Gestern Nacht habe ich geträumt, ich sei im Fernsehen. Die Moderatorin begrüßte mich und sagte: »Wenn ich Ihnen vor einem Jahr gesagt hätte, Sie wären heute der erfolgreichste Kolumnist Deutschlands und der Blogger – ich übersetze das mal mit journalistisch angehauchter Schreiber im Internet – , der Blogger mit den meisten Page-Impressions, also sehr vielen Lesern, was hätten Sie mir geantwortet?«
»Zunächst hätte ich Ihnen erklärt, dass dieser Satz für eine Einstiegsfrage kurz vor Mitternacht zu lang sein könnte«, sagte mein Traum-Ich. »Danach hätte ich geantwortet: Jetzt sind wir schon zwei, die das glauben.« Niemand lachte.

Die restlichen zehn Minuten gehörten Oleg. Die Moderatorin erzählte, die Redakteure hätten alles versucht, »diesen Liebling so vieler deutscher Frauen« einzuladen. An dieser Stelle gab es Beifall. Doch Oleg habe abgelehnt und gesagt: »Bei Ihrer Gesprächsrunde handelt es sich um eine Sendung im dritten Programm. Die kann der Kolumnist schön alleine machen. Zu »Wetten, dass...?« würde ich gehen, aber auch nur, wenn Jennifer Lopez käme.« Die Leute fanden das nicht arrogant, sondern witzig. Ich wollte das Thema wechseln und versuchte mich an den Oberbürgermeisterkandidaten zu erinnern, der vor einem Jahr irgendetwas Gemeines über Homosexuelle ... Doch die Moderatorin fragte weiter nach Oleg. Oleg war nicht mehr mein Freund, ich war der Freund von Oleg.

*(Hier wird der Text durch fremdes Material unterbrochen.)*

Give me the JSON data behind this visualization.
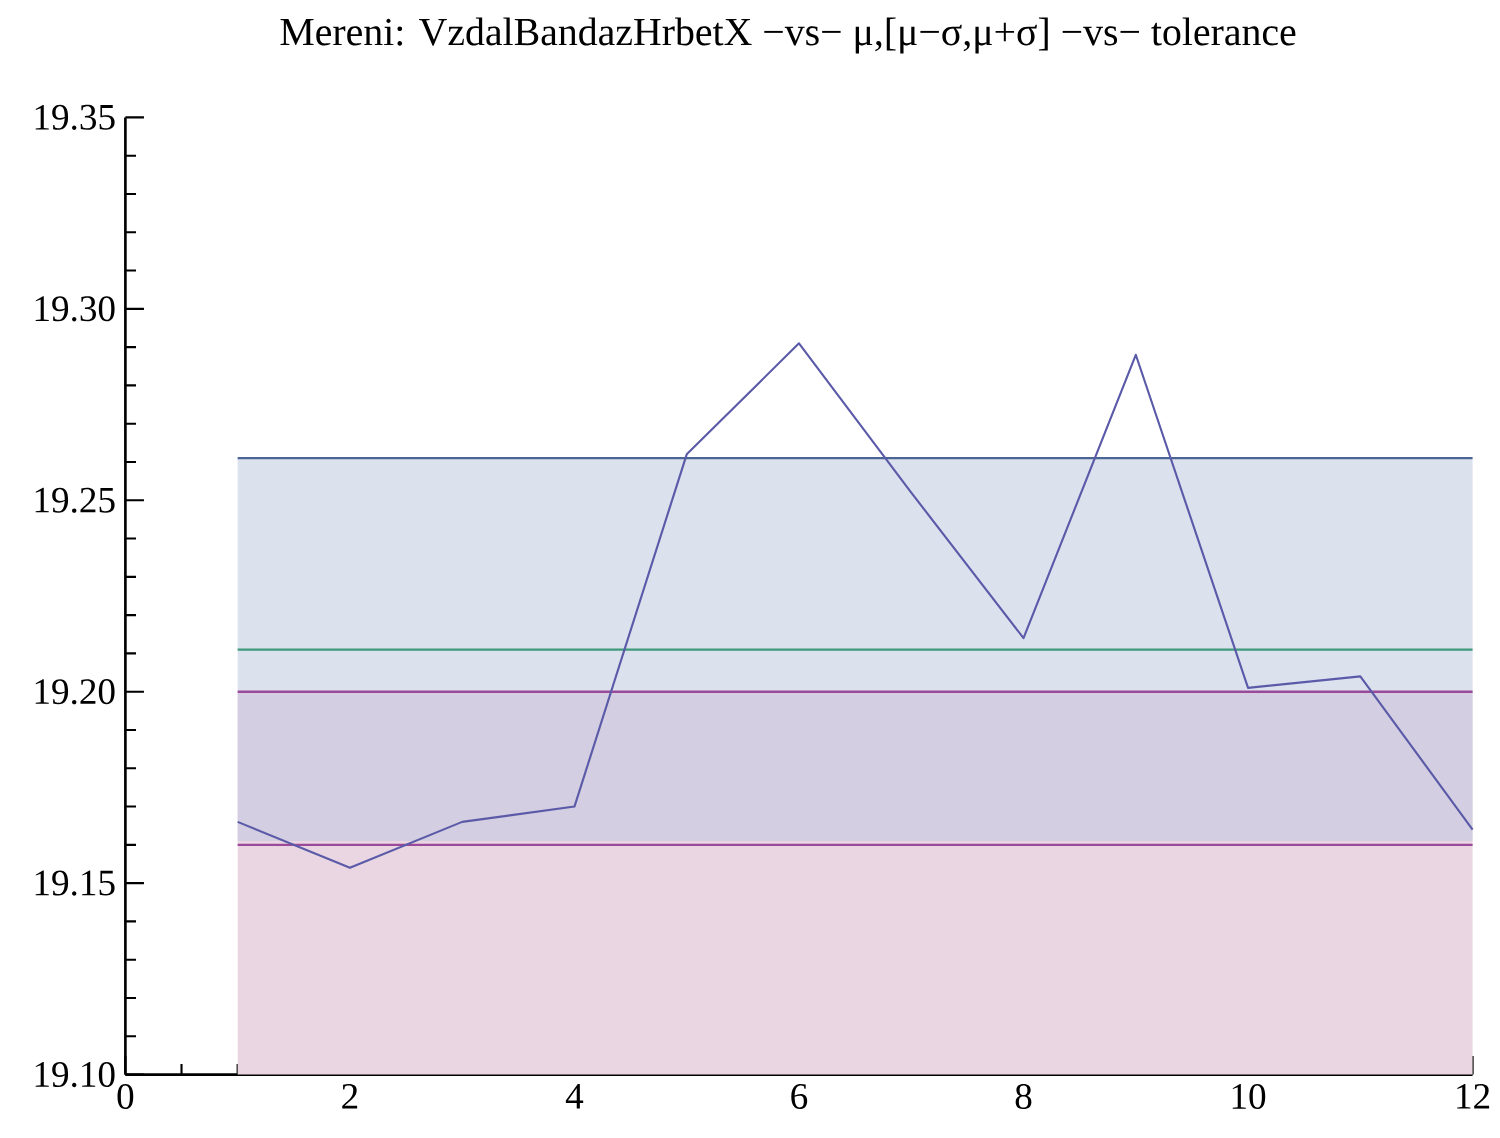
{
  "chart_data": {
    "type": "line",
    "title": "Mereni: VzdalBandazHrbetX −vs− μ,[μ−σ,μ+σ] −vs− tolerance",
    "x": [
      1,
      2,
      3,
      4,
      5,
      6,
      7,
      8,
      9,
      10,
      11,
      12
    ],
    "series": [
      {
        "color": "#5a5aa8",
        "values": [
          19.166,
          19.154,
          19.166,
          19.17,
          19.262,
          19.291,
          19.252,
          19.214,
          19.288,
          19.201,
          19.204,
          19.164
        ]
      }
    ],
    "xlim": [
      0,
      12
    ],
    "xticks": [
      0,
      2,
      4,
      6,
      8,
      10,
      12
    ],
    "ylim": [
      19.1,
      19.35
    ],
    "yticks": [
      {
        "value": 19.1,
        "label": "19.10"
      },
      {
        "value": 19.15,
        "label": "19.15"
      },
      {
        "value": 19.2,
        "label": "19.20"
      },
      {
        "value": 19.25,
        "label": "19.25"
      },
      {
        "value": 19.3,
        "label": "19.30"
      },
      {
        "value": 19.35,
        "label": "19.35"
      }
    ],
    "bands": [
      {
        "axis": "y",
        "from": 19.1,
        "to": 19.2,
        "color": "#ead6e2"
      },
      {
        "axis": "y",
        "from": 19.161,
        "to": 19.261,
        "color": "#bfc8e0"
      }
    ],
    "ref_lines": [
      {
        "axis": "y",
        "value": 19.261,
        "color": "#4a6494"
      },
      {
        "axis": "y",
        "value": 19.211,
        "color": "#3f9a7c"
      },
      {
        "axis": "y",
        "value": 19.2,
        "color": "#9a4a98"
      },
      {
        "axis": "y",
        "value": 19.16,
        "color": "#9a4a98"
      }
    ],
    "grid": false,
    "legend": false,
    "marker": "none",
    "line_style": "solid"
  }
}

Vor ein paar Minuten habe ich Oleg erklärt, ich könne ihm nicht eine Griwna pro Wort zahlen, das sei nicht refinanzierbar für mich, ich müsste meine Kosten auf die Leser umlegen. Und ich weiß, dass ein solches Verfahren immer Ärger macht, ich habe früher als Reporter in der Provinz oft darüber berichtet. Die Stadt baut einen neuen Bürgersteig und legt um auf die Hausbesitzer, und die wiederum legen um auf die Mieter. Alles wird in Deutschland umgelegt: Abwasserleitungen, Klärwerke, sogar Trauerhallen.

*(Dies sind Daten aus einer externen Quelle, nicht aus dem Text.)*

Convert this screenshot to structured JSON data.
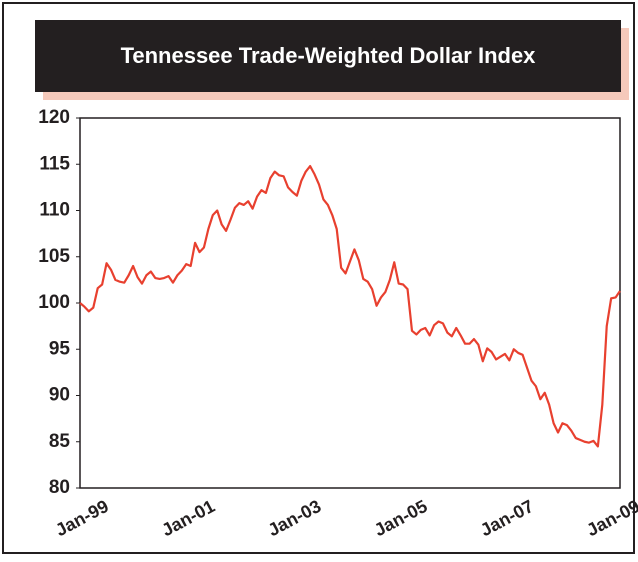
{
  "chart_data": {
    "type": "line",
    "title": "Tennessee Trade-Weighted Dollar Index",
    "categories": [
      "Jan-99",
      null,
      null,
      null,
      null,
      null,
      null,
      null,
      null,
      null,
      null,
      null,
      null,
      null,
      null,
      null,
      null,
      null,
      null,
      null,
      null,
      null,
      null,
      null,
      "Jan-01",
      null,
      null,
      null,
      null,
      null,
      null,
      null,
      null,
      null,
      null,
      null,
      null,
      null,
      null,
      null,
      null,
      null,
      null,
      null,
      null,
      null,
      null,
      null,
      "Jan-03",
      null,
      null,
      null,
      null,
      null,
      null,
      null,
      null,
      null,
      null,
      null,
      null,
      null,
      null,
      null,
      null,
      null,
      null,
      null,
      null,
      null,
      null,
      null,
      "Jan-05",
      null,
      null,
      null,
      null,
      null,
      null,
      null,
      null,
      null,
      null,
      null,
      null,
      null,
      null,
      null,
      null,
      null,
      null,
      null,
      null,
      null,
      null,
      null,
      "Jan-07",
      null,
      null,
      null,
      null,
      null,
      null,
      null,
      null,
      null,
      null,
      null,
      null,
      null,
      null,
      null,
      null,
      null,
      null,
      null,
      null,
      null,
      null,
      null,
      "Jan-09",
      null,
      null
    ],
    "values": [
      100,
      99.6,
      99.1,
      99.5,
      101.6,
      102,
      104.3,
      103.6,
      102.5,
      102.3,
      102.2,
      103,
      104,
      102.8,
      102.1,
      103,
      103.4,
      102.7,
      102.6,
      102.7,
      102.9,
      102.2,
      103,
      103.5,
      104.2,
      104,
      106.5,
      105.5,
      106,
      108,
      109.5,
      110,
      108.5,
      107.8,
      109,
      110.3,
      110.8,
      110.6,
      111,
      110.2,
      111.5,
      112.2,
      111.9,
      113.5,
      114.2,
      113.8,
      113.7,
      112.5,
      112,
      111.6,
      113.2,
      114.2,
      114.8,
      113.9,
      112.8,
      111.2,
      110.6,
      109.5,
      108,
      103.8,
      103.2,
      104.5,
      105.8,
      104.6,
      102.6,
      102.3,
      101.5,
      99.7,
      100.6,
      101.2,
      102.5,
      104.4,
      102.1,
      102,
      101.5,
      97,
      96.6,
      97.1,
      97.3,
      96.5,
      97.6,
      98,
      97.8,
      96.8,
      96.4,
      97.3,
      96.5,
      95.6,
      95.6,
      96.1,
      95.5,
      93.7,
      95.1,
      94.7,
      93.9,
      94.2,
      94.5,
      93.8,
      95,
      94.6,
      94.4,
      93,
      91.6,
      91,
      89.6,
      90.3,
      89,
      87,
      86,
      87,
      86.8,
      86.2,
      85.4,
      85.2,
      85,
      84.9,
      85.1,
      84.5,
      89,
      97.5,
      100.5,
      100.6,
      101.3
    ],
    "color": "#e8402f",
    "ylim": [
      80,
      120
    ],
    "yticks": [
      80,
      85,
      90,
      95,
      100,
      105,
      110,
      115,
      120
    ],
    "grid": false
  }
}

Oleg sagte nur, ehe er die Verhandlungen abbrach: »Leg um, wen du willst. Du bist nichts ohne mich. Das ist die Wahrheit.«

Seine letzten vierzehn Wörter würden mich 14 Griwen kosten, das sind zwei Euro. Wenn Oleg nicht noch ein günstigeres Angebot unterbreitet, schmeiße ich ihn raus.